No âmbito da saúde reprodutiva foi elaborada a lei nacional 9.263/96 para regulamentar o artigo 226, § 7º, da CF/88 que determina o direito ao planejamento familiar, fundado nos princípios da dignidade humana e da paternidade responsável. Sendo de livre decisão do casal, competindo ao Estado propiciar os recursos educacionais e científicos para o exercício desse direito.

A lei nacional de planejamento familiar, que deve ser respeitada em âmbito municipal, por força da competência concorrente para legislar sobre saúde, competindo à União a elaboração das normas gerais, define o planejamento familiar como o conjunto de ações de regulação da fecundidade que garanta direitos iguais de constituição, limitação ou aumento da prole pela mulher, pelo homem ou pelo casal, dentro de uma visão de atendimento global e integral à saúde.
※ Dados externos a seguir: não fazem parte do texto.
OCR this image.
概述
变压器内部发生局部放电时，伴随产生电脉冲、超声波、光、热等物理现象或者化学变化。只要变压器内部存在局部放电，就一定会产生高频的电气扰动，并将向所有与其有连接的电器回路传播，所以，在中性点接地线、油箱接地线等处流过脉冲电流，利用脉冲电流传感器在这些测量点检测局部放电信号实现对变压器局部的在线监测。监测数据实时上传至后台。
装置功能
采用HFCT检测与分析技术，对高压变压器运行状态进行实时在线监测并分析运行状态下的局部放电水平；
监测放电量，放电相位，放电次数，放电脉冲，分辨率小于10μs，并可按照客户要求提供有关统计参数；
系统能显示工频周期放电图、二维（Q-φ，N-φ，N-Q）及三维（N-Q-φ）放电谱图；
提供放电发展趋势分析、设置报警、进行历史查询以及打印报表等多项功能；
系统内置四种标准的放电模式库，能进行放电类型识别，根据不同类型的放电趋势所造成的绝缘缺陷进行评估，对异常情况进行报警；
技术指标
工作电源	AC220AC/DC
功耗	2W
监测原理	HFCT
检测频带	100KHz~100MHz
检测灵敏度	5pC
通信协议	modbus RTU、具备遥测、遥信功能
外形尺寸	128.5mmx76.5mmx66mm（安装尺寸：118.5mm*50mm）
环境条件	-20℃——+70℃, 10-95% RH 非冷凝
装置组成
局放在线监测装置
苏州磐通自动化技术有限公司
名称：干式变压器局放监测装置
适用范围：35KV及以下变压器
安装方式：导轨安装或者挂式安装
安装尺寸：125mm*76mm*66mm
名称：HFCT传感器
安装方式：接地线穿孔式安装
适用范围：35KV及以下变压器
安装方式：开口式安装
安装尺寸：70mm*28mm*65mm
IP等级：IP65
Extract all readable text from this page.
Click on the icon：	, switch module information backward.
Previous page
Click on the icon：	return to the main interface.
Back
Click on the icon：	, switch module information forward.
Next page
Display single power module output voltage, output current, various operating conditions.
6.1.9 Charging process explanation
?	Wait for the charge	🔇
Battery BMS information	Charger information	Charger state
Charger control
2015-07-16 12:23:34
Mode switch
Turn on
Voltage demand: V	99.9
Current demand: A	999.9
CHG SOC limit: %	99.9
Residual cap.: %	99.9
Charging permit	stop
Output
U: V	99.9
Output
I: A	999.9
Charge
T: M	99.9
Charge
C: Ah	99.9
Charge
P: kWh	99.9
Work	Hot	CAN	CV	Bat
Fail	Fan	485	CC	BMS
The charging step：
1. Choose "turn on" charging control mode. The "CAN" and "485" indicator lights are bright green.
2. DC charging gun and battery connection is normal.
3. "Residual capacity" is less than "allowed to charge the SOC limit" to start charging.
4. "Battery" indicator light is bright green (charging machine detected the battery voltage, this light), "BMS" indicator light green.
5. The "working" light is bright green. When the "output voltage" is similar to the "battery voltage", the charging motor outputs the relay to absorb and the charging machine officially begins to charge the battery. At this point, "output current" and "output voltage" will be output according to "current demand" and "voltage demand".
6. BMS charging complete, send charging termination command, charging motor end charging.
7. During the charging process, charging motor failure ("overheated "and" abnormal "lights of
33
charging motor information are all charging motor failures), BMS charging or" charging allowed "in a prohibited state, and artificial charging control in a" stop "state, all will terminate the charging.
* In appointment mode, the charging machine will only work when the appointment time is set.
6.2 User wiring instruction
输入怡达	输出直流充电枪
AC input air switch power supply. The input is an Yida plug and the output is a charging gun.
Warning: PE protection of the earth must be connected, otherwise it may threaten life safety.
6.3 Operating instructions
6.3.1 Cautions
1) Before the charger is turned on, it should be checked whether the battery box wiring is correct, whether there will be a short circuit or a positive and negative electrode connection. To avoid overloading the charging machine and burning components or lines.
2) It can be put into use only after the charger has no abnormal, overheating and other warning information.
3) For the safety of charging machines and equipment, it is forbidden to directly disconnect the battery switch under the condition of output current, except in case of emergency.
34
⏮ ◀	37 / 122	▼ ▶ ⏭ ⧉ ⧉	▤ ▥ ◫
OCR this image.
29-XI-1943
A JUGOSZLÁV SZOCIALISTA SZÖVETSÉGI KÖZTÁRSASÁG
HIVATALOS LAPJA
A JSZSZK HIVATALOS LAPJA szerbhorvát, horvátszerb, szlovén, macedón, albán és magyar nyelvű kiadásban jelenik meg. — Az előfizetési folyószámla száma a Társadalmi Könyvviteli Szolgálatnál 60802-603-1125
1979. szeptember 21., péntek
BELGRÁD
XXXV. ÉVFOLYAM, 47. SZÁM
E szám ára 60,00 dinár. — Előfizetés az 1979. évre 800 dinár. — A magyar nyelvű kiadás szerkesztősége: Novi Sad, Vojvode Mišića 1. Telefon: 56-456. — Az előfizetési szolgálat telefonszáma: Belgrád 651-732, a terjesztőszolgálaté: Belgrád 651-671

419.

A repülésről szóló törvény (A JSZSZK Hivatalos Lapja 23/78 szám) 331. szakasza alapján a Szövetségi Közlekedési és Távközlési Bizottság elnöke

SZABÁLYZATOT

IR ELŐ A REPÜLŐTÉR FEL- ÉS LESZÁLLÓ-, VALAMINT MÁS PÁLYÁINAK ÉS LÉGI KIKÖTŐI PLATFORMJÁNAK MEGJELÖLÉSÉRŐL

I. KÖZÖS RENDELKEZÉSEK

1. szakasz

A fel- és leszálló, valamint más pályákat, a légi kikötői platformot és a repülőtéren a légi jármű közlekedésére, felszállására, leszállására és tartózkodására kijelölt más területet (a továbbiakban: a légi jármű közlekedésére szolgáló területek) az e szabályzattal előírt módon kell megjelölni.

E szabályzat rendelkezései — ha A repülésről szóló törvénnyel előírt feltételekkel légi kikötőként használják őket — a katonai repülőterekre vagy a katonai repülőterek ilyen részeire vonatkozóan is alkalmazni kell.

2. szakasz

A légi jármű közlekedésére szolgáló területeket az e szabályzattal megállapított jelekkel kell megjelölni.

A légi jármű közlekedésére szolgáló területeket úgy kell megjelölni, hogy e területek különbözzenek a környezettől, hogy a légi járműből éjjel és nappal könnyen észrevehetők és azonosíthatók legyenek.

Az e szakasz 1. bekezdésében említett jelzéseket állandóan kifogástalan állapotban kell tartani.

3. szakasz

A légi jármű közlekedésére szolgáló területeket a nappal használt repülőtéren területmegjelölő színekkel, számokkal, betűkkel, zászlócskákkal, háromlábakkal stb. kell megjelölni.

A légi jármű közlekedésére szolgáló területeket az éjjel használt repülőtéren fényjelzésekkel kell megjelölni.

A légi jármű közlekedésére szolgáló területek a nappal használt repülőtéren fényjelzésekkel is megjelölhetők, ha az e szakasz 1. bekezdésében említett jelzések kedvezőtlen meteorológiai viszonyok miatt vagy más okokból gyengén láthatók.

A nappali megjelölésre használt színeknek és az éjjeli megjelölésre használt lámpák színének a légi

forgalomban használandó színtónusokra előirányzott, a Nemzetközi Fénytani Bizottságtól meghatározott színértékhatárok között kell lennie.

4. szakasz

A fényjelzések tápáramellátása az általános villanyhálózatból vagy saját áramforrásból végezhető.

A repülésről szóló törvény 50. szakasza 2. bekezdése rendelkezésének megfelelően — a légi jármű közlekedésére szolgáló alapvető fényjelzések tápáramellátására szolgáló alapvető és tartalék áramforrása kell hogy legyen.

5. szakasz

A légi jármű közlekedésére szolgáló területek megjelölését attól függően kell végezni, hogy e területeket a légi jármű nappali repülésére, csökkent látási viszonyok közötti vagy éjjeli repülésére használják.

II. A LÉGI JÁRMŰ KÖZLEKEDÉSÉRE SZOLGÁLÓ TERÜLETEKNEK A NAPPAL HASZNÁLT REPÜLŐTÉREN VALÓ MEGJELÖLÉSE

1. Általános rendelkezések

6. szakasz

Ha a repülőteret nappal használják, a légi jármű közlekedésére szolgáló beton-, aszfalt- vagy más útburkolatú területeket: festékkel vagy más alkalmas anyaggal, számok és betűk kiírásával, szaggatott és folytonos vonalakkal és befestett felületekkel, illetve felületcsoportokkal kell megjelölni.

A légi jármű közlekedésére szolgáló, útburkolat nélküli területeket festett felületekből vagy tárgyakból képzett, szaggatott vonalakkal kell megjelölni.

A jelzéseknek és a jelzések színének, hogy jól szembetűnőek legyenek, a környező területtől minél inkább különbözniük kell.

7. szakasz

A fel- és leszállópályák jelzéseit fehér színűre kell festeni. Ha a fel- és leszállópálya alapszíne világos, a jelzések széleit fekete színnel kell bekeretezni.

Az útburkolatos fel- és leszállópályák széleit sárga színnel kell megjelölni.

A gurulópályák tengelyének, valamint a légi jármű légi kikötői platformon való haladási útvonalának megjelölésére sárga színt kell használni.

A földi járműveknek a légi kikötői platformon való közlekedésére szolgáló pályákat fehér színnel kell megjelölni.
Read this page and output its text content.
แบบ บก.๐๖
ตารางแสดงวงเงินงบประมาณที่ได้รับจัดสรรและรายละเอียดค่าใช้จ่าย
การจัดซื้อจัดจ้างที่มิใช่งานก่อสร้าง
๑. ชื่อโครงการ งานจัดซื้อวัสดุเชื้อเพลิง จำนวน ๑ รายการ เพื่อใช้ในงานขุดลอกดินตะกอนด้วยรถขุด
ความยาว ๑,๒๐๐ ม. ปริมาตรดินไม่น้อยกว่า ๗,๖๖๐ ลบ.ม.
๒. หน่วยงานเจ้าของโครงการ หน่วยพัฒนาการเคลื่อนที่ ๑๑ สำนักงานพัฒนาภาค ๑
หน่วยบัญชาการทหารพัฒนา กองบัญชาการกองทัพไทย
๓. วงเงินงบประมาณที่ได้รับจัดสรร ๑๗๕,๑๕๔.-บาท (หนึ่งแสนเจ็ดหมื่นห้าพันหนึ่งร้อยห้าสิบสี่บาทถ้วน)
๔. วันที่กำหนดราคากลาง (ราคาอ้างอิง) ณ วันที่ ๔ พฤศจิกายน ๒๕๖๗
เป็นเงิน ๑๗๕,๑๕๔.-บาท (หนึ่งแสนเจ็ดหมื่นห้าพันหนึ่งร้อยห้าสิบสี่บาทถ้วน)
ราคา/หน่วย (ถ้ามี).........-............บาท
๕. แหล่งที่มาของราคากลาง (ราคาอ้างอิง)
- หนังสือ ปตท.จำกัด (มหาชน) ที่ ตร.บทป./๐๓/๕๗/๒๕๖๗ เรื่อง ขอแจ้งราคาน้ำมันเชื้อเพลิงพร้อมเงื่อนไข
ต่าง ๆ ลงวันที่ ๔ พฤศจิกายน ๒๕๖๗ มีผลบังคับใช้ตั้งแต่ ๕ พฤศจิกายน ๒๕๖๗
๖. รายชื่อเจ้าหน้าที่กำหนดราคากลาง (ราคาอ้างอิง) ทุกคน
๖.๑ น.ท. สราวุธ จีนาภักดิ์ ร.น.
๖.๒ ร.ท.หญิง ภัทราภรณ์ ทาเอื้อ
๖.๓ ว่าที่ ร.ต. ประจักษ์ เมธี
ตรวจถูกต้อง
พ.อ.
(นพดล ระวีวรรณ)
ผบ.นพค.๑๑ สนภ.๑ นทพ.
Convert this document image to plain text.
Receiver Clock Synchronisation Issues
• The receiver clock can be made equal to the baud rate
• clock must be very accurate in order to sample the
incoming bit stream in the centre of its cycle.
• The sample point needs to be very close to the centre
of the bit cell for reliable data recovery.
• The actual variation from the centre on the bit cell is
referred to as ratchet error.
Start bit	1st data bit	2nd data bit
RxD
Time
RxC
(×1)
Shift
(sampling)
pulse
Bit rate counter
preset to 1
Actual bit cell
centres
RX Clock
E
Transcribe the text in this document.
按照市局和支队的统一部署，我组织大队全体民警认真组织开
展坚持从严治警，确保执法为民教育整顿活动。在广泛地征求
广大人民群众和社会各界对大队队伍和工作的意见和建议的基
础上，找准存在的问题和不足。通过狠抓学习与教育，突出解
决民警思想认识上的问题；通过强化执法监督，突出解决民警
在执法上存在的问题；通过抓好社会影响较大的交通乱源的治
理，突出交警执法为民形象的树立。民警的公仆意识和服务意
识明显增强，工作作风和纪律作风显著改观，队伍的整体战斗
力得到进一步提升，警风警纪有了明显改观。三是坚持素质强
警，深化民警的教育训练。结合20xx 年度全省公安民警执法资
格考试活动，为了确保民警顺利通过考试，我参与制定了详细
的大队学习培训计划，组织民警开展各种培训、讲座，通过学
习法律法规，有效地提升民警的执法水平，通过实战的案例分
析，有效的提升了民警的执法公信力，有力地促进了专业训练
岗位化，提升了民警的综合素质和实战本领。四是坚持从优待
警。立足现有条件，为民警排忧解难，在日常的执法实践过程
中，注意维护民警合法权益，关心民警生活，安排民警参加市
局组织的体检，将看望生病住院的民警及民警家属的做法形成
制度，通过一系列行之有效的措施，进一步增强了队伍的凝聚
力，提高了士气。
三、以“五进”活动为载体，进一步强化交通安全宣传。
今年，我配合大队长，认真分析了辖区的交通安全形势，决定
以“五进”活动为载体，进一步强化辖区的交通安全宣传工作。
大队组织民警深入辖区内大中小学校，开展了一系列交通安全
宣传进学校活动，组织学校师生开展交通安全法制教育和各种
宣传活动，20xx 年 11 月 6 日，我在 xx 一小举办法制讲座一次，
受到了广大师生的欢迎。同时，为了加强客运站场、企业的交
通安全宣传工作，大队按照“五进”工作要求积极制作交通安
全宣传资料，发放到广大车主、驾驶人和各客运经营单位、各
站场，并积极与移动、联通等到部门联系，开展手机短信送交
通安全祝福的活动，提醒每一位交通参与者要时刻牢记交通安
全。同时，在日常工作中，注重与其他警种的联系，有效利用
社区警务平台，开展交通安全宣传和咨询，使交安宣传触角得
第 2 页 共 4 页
Cabe, segundo o art. 3º, I, da lei, às instâncias gestoras do Sistema Único de Saúde, em todos os seus níveis, garantir em toda a sua rede de serviços, no que respeita a atenção à mulher, ao homem ou ao casal, programa de atenção integral à saúde, em todos os seus ciclos vitais, que inclua, como atividades básicas, entre outras: a assistência à concepção e contracepção.

Ou seja, lei nacional a quem compete trazer as normas gerais sobre saúde, sendo permitido aos Município apenas a suplementação no que couber, já que não participa da legislação concorrente em matéria de saúde como os estados da federação, definiu previamente a anticoncepção como um direito ínsito ao planejamento familiar. A anticoncepção de emergência é prevista em Norma Técnica de Assistência ao Planejamento Familiar do Ministério da Saúde de 2005.

Assim, também sob a ótica de quem é a unidade federada competente para legislar sobre saúde, sendo a saúde reprodutiva parte desta, houve violação da competência municipal por parte do Município de Vargem Grande.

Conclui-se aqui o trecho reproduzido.